Paper two – The Shiroro story: Operational drift and design inversion narrow the lens to a single asset to illuminate a system-wide failure. Shiroro Hydroelectric Power Station was designed explicitly as Nigeria’s insurance against seasonal electricity stress – a peaking and reserve plant, engineered for rapid deployment at moments of maximum system need, its reservoir a stored-energy battery that was not to be discharged before the crisis arrived.

This paper traces how that design logic was quietly dismantled: how Shiroro drifted from strategic reserve to de facto workhorse as the surrounding portfolio failed to evolve as planned, and how the consequences of that drift compound each year in the February–April window. The Shiroro story is not merely a case study in mismanagement. It is a microcosm of Nigeria’s broader electricity governance failure – and a reminder that the country has, at various points, understood its problems well enough to design serious solutions to them.

Paper three – from diagnosis to remedy: What must be done, and what will not work, draws the analytical threads of the first two papers together and turns them toward policy. It begins by establishing why the dominant remedy on offer – tariff reform – does not address the seasonal crisis, however legitimate it may be in other dimensions of sector reform. It then sets out a structured programme of interventions: the operational measures that can begin without new infrastructure, the medium-term changes to the generation mix that would directly address the seasonal supply gap, and the institutional reforms – chiefly, the establishment of mandatory seasonal adequacy planning – that would transform the accountability framework of Nigeria’s electricity system. The paper argues that the starting point for all of this is diagnostic honesty: A willingness, in policy circles, regulatory bodies, and public discourse, to describe the problem with the specificity it deserves.

A note on scope and method
This series is explicitly diagnostic and policy-oriented. It does not attempt a comprehensive treatment of Nigeria’s electricity industry – a subject of enormous complexity that spans generation, transmission, distribution, regulation, commercial structure, and macroeconomic context. Its scope is defined by its argument: Understanding the seasonal crisis, tracing its roots, and identifying what can be done about it.
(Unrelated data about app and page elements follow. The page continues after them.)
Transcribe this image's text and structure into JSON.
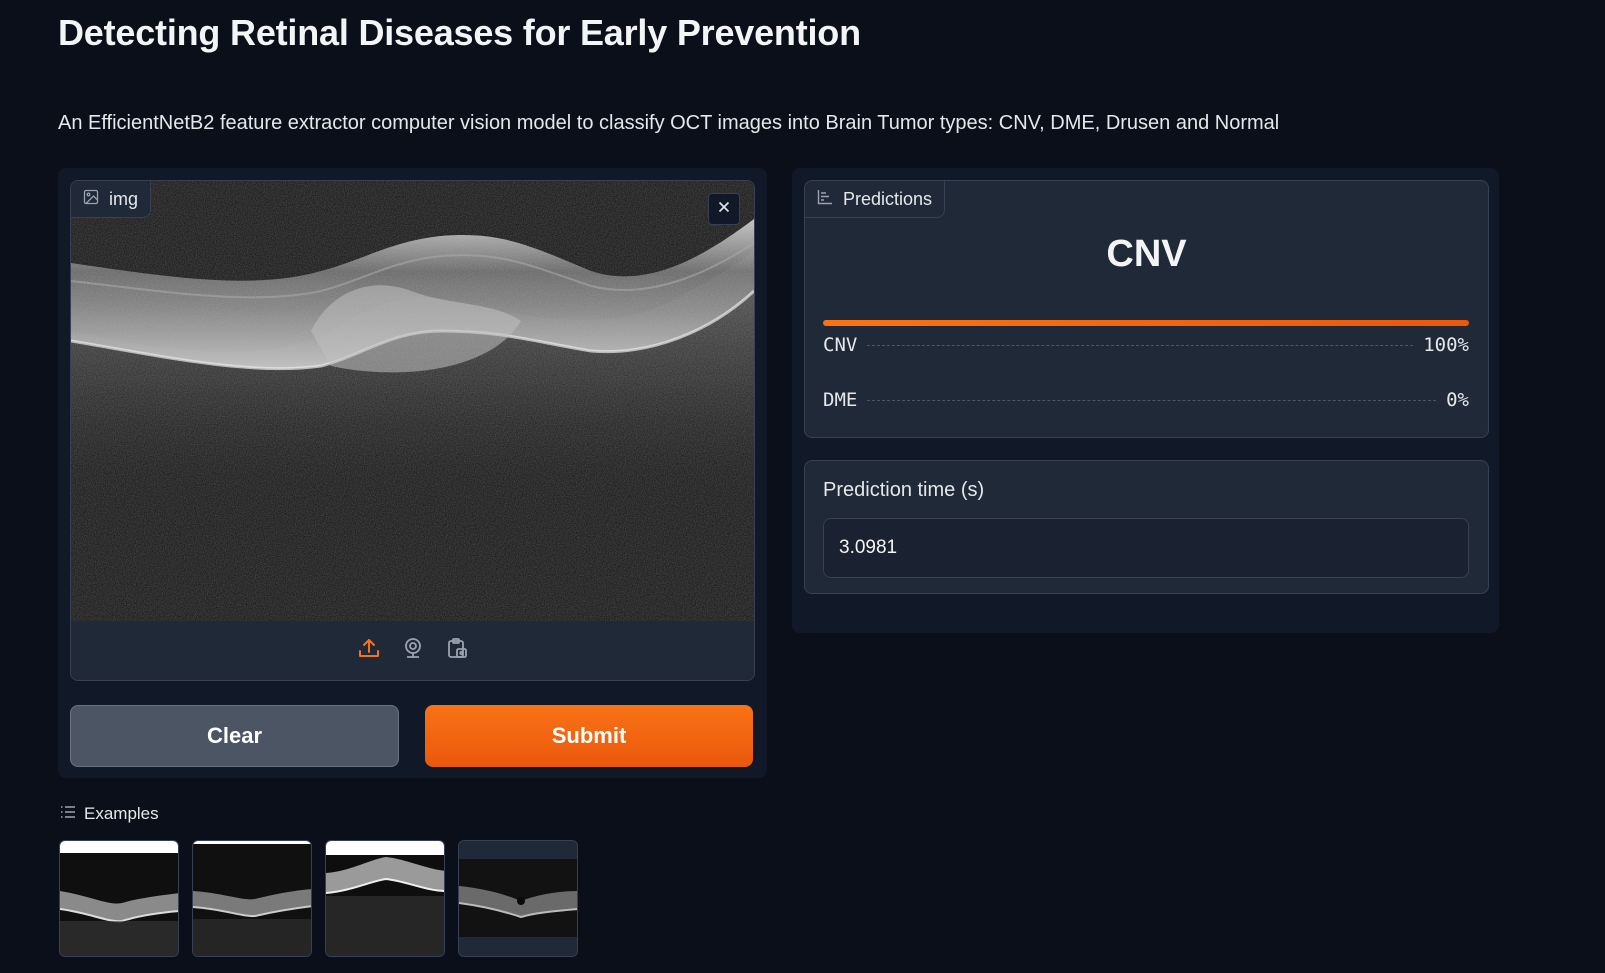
{
  "page": {
    "title": "Detecting Retinal Diseases for Early Prevention",
    "description": "An EfficientNetB2 feature extractor computer vision model to classify OCT images into Brain Tumor types: CNV, DME, Drusen and Normal"
  },
  "input": {
    "label": "img",
    "label_icon": "image-icon",
    "close_icon": "close-icon",
    "sources": [
      "upload-icon",
      "webcam-icon",
      "clipboard-icon"
    ],
    "accent": "#f97316"
  },
  "buttons": {
    "clear_label": "Clear",
    "submit_label": "Submit"
  },
  "predictions": {
    "label": "Predictions",
    "label_icon": "bar-chart-icon",
    "top_class": "CNV",
    "confidences": [
      {
        "label": "CNV",
        "value_text": "100%",
        "fraction": 1.0
      },
      {
        "label": "DME",
        "value_text": "0%",
        "fraction": 0.0
      }
    ]
  },
  "prediction_time": {
    "label": "Prediction time (s)",
    "value": "3.0981"
  },
  "examples": {
    "label": "Examples",
    "icon": "list-icon",
    "count": 4
  }
}
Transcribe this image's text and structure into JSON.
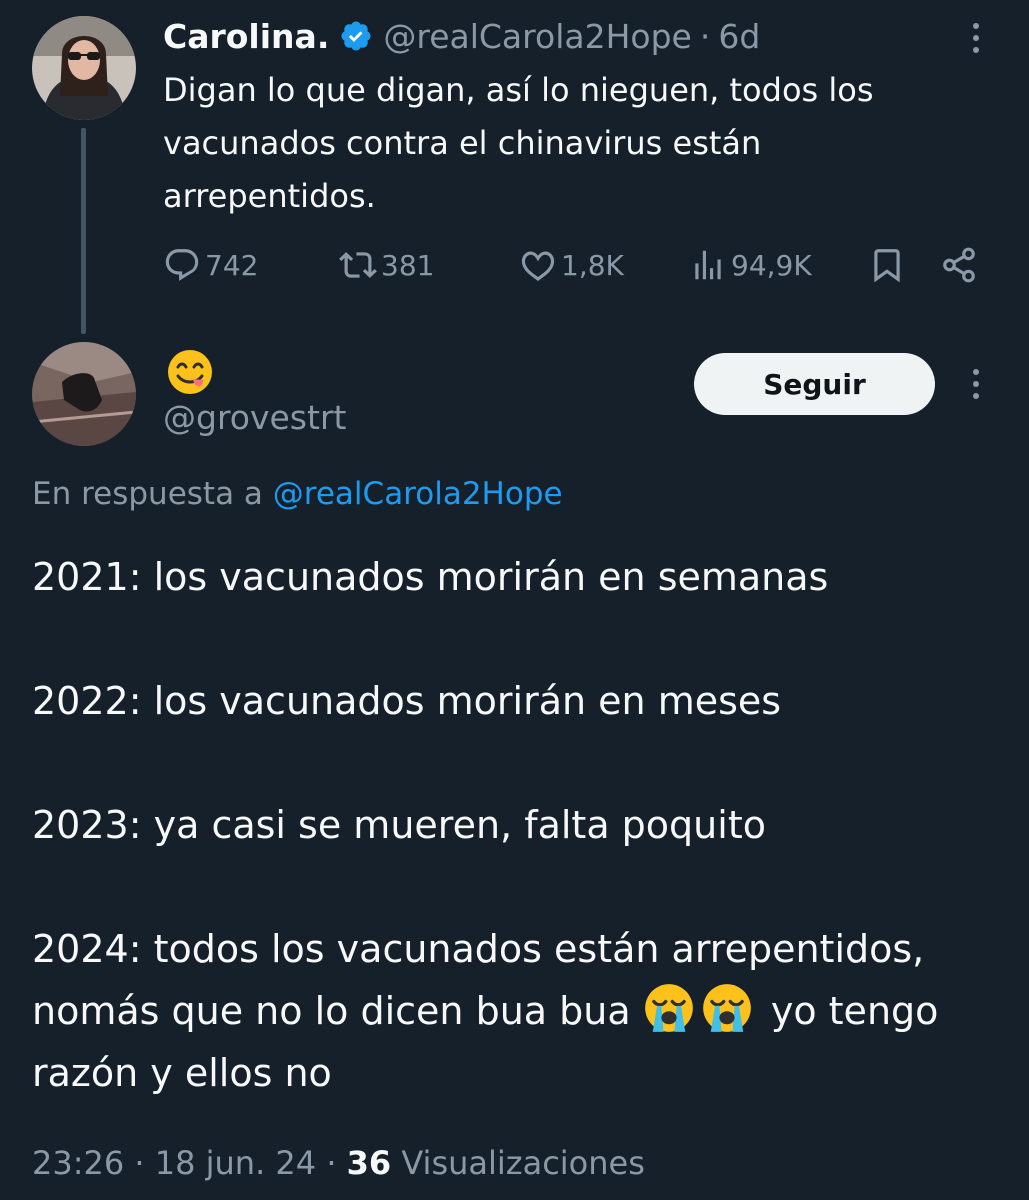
{
  "parent_tweet": {
    "name": "Carolina.",
    "handle": "@realCarola2Hope",
    "separator": "·",
    "time": "6d",
    "text": "Digan lo que digan, así lo nieguen, todos los vacunados contra el chinavirus están arrepentidos.",
    "stats": {
      "replies": "742",
      "retweets": "381",
      "likes": "1,8K",
      "views": "94,9K"
    }
  },
  "reply_tweet": {
    "display_name_icon": "yum-face-emoji",
    "handle": "@grovestrt",
    "follow_label": "Seguir",
    "reply_prefix": "En respuesta a",
    "reply_mention": "@realCarola2Hope",
    "lines": {
      "l2021": "2021: los vacunados morirán en semanas",
      "l2022": "2022: los vacunados morirán en meses",
      "l2023": "2023: ya casi se mueren, falta poquito",
      "l2024_start": "2024: todos los vacunados están arrepentidos, nomás que no lo dicen bua bua",
      "l2024_end": "yo tengo razón y ellos no"
    },
    "time": "23:26",
    "date": "18 jun. 24",
    "views_count": "36",
    "views_label": "Visualizaciones",
    "separator": "·"
  },
  "colors": {
    "background": "#15202b",
    "text": "#f7f9f9",
    "muted": "#8b98a5",
    "link": "#1d9bf0",
    "verified": "#1d9bf0"
  }
}
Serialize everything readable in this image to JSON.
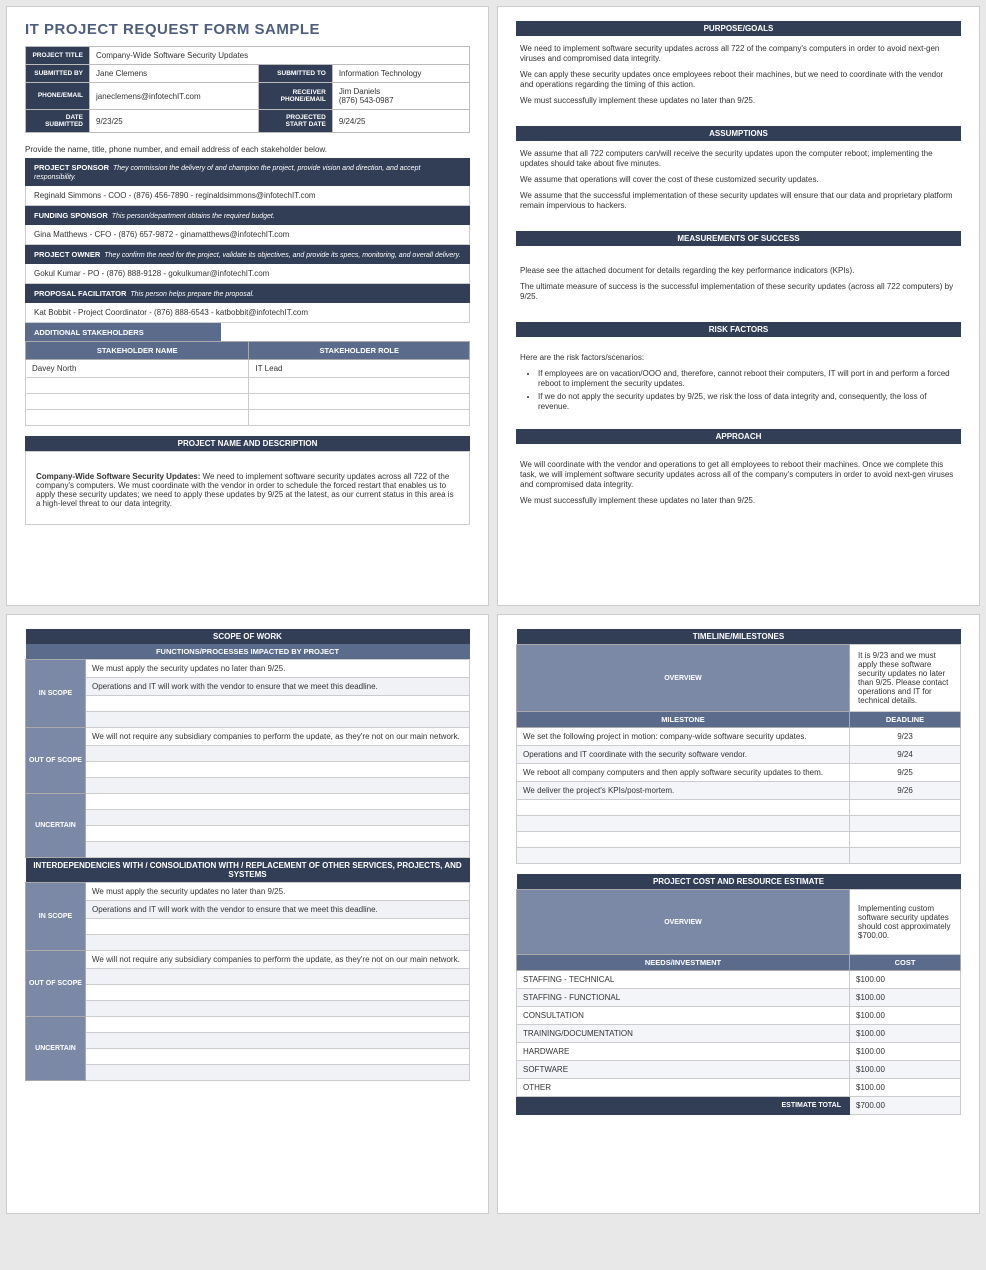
{
  "title": "IT PROJECT REQUEST FORM SAMPLE",
  "header": {
    "labels": {
      "project_title": "PROJECT TITLE",
      "submitted_by": "SUBMITTED BY",
      "submitted_to": "SUBMITTED TO",
      "phone_email": "PHONE/EMAIL",
      "receiver_phone_email": "RECEIVER PHONE/EMAIL",
      "date_submitted": "DATE SUBMITTED",
      "projected_start_date": "PROJECTED START DATE"
    },
    "values": {
      "project_title": "Company-Wide Software Security Updates",
      "submitted_by": "Jane Clemens",
      "submitted_to": "Information Technology",
      "phone_email": "janeclemens@infotechIT.com",
      "receiver": "Jim Daniels\n(876) 543-0987",
      "date_submitted": "9/23/25",
      "projected_start_date": "9/24/25"
    }
  },
  "stakeholder_note": "Provide the name, title, phone number, and email address of each stakeholder below.",
  "roles": {
    "sponsor": {
      "label": "PROJECT SPONSOR",
      "desc": "They commission the delivery of and champion the project, provide vision and direction, and accept responsibility.",
      "value": "Reginald Simmons - COO - (876) 456-7890 - reginaldsimmons@infotechIT.com"
    },
    "funding": {
      "label": "FUNDING SPONSOR",
      "desc": "This person/department obtains the required budget.",
      "value": "Gina Matthews - CFO - (876) 657-9872 - ginamatthews@infotechIT.com"
    },
    "owner": {
      "label": "PROJECT OWNER",
      "desc": "They confirm the need for the project, validate its objectives, and provide its specs, monitoring, and overall delivery.",
      "value": "Gokul Kumar - PO - (876) 888-9128 - gokulkumar@infotechIT.com"
    },
    "facilitator": {
      "label": "PROPOSAL FACILITATOR",
      "desc": "This person helps prepare the proposal.",
      "value": "Kat Bobbit - Project Coordinator - (876) 888-6543 - katbobbit@infotechIT.com"
    }
  },
  "additional_stakeholders": {
    "label": "ADDITIONAL STAKEHOLDERS",
    "cols": {
      "name": "STAKEHOLDER NAME",
      "role": "STAKEHOLDER ROLE"
    },
    "rows": [
      {
        "name": "Davey North",
        "role": "IT Lead"
      },
      {
        "name": "",
        "role": ""
      },
      {
        "name": "",
        "role": ""
      },
      {
        "name": "",
        "role": ""
      }
    ]
  },
  "project_desc": {
    "label": "PROJECT NAME AND DESCRIPTION",
    "bold": "Company-Wide Software Security Updates:",
    "text": " We need to implement software security updates across all 722 of the company's computers. We must coordinate with the vendor in order to schedule the forced restart that enables us to apply these security updates; we need to apply these updates by 9/25 at the latest, as our current status in this area is a high-level threat to our data integrity."
  },
  "narrative": {
    "purpose": {
      "label": "PURPOSE/GOALS",
      "paras": [
        "We need to implement software security updates across all 722 of the company's computers in order to avoid next-gen viruses and compromised data integrity.",
        "We can apply these security updates once employees reboot their machines, but we need to coordinate with the vendor and operations regarding the timing of this action.",
        "We must successfully implement these updates no later than 9/25."
      ]
    },
    "assumptions": {
      "label": "ASSUMPTIONS",
      "paras": [
        "We assume that all 722 computers can/will receive the security updates upon the computer reboot; implementing the updates should take about five minutes.",
        "We assume that operations will cover the cost of these customized security updates.",
        "We assume that the successful implementation of these security updates will ensure that our data and proprietary platform remain impervious to hackers."
      ]
    },
    "success": {
      "label": "MEASUREMENTS OF SUCCESS",
      "paras": [
        "Please see the attached document for details regarding the key performance indicators (KPIs).",
        "The ultimate measure of success is the successful implementation of these security updates (across all 722 computers) by 9/25."
      ]
    },
    "risk": {
      "label": "RISK FACTORS",
      "intro": "Here are the risk factors/scenarios:",
      "bullets": [
        "If employees are on vacation/OOO and, therefore, cannot reboot their computers, IT will port in and perform a forced reboot to implement the security updates.",
        "If we do not apply the security updates by 9/25, we risk the loss of data integrity and, consequently, the loss of revenue."
      ]
    },
    "approach": {
      "label": "APPROACH",
      "paras": [
        "We will coordinate with the vendor and operations to get all employees to reboot their machines. Once we complete this task, we will implement software security updates across all of the company's computers in order to avoid next-gen viruses and compromised data integrity.",
        "We must successfully implement these updates no later than 9/25."
      ]
    }
  },
  "scope": {
    "title": "SCOPE OF WORK",
    "sub1": "FUNCTIONS/PROCESSES IMPACTED BY PROJECT",
    "sub2": "INTERDEPENDENCIES WITH / CONSOLIDATION WITH / REPLACEMENT OF OTHER SERVICES, PROJECTS, AND SYSTEMS",
    "labels": {
      "in": "IN SCOPE",
      "out": "OUT OF SCOPE",
      "unc": "UNCERTAIN"
    },
    "g1": {
      "in": [
        "We must apply the security updates no later than 9/25.",
        "Operations and IT will work with the vendor to ensure that we meet this deadline.",
        "",
        ""
      ],
      "out": [
        "We will not require any subsidiary companies to perform the update, as they're not on our main network.",
        "",
        "",
        ""
      ],
      "unc": [
        "",
        "",
        "",
        ""
      ]
    },
    "g2": {
      "in": [
        "We must apply the security updates no later than 9/25.",
        "Operations and IT will work with the vendor to ensure that we meet this deadline.",
        "",
        ""
      ],
      "out": [
        "We will not require any subsidiary companies to perform the update, as they're not on our main network.",
        "",
        "",
        ""
      ],
      "unc": [
        "",
        "",
        "",
        ""
      ]
    }
  },
  "timeline": {
    "title": "TIMELINE/MILESTONES",
    "overview_label": "OVERVIEW",
    "overview": "It is 9/23 and we must apply these software security updates no later than 9/25. Please contact operations and IT for technical details.",
    "cols": {
      "m": "MILESTONE",
      "d": "DEADLINE"
    },
    "rows": [
      {
        "m": "We set the following project in motion: company-wide software security updates.",
        "d": "9/23"
      },
      {
        "m": "Operations and IT coordinate with the security software vendor.",
        "d": "9/24"
      },
      {
        "m": "We reboot all company computers and then apply software security updates to them.",
        "d": "9/25"
      },
      {
        "m": "We deliver the project's KPIs/post-mortem.",
        "d": "9/26"
      },
      {
        "m": "",
        "d": ""
      },
      {
        "m": "",
        "d": ""
      },
      {
        "m": "",
        "d": ""
      },
      {
        "m": "",
        "d": ""
      }
    ]
  },
  "cost": {
    "title": "PROJECT COST AND RESOURCE ESTIMATE",
    "overview_label": "OVERVIEW",
    "overview": "Implementing custom software security updates should cost approximately $700.00.",
    "cols": {
      "n": "NEEDS/INVESTMENT",
      "c": "COST"
    },
    "rows": [
      {
        "n": "STAFFING - TECHNICAL",
        "c": "$100.00"
      },
      {
        "n": "STAFFING - FUNCTIONAL",
        "c": "$100.00"
      },
      {
        "n": "CONSULTATION",
        "c": "$100.00"
      },
      {
        "n": "TRAINING/DOCUMENTATION",
        "c": "$100.00"
      },
      {
        "n": "HARDWARE",
        "c": "$100.00"
      },
      {
        "n": "SOFTWARE",
        "c": "$100.00"
      },
      {
        "n": "OTHER",
        "c": "$100.00"
      }
    ],
    "total_label": "ESTIMATE TOTAL",
    "total": "$700.00"
  }
}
The analysis draws on publicly available data – hydrological records, NERC quarterly performance reports, generation dispatch data, and the engineering literature on power system design – interpreted through the lens of power system economics and policy analysis. Where data are incomplete or contested, this is noted. The papers make analytical claims, not political ones. Their purpose is to advance the quality of public understanding and policy deliberation on a problem that has been inadequately diagnosed for too long.

The series is addressed to a wide audience: Nigerian policy professionals, regulators, and industry practitioners who engage directly with these questions; the broader educated Nigerian public that lives with the consequences of electricity failure and deserves a more honest account of its causes; and the international development and energy finance community whose programmes and investments in Nigeria’s electricity industry would benefit from the more granular diagnosis this series attempts to provide.

Dr Babalola is a former Minister of Power and was one of the principal architects of Nigeria’s electricity sector reform. Through Exenergia Limited, he works on infrastructure development, electricity industry policy, regulatory economics, and the macroeconomic dimensions of energy infrastructure failure.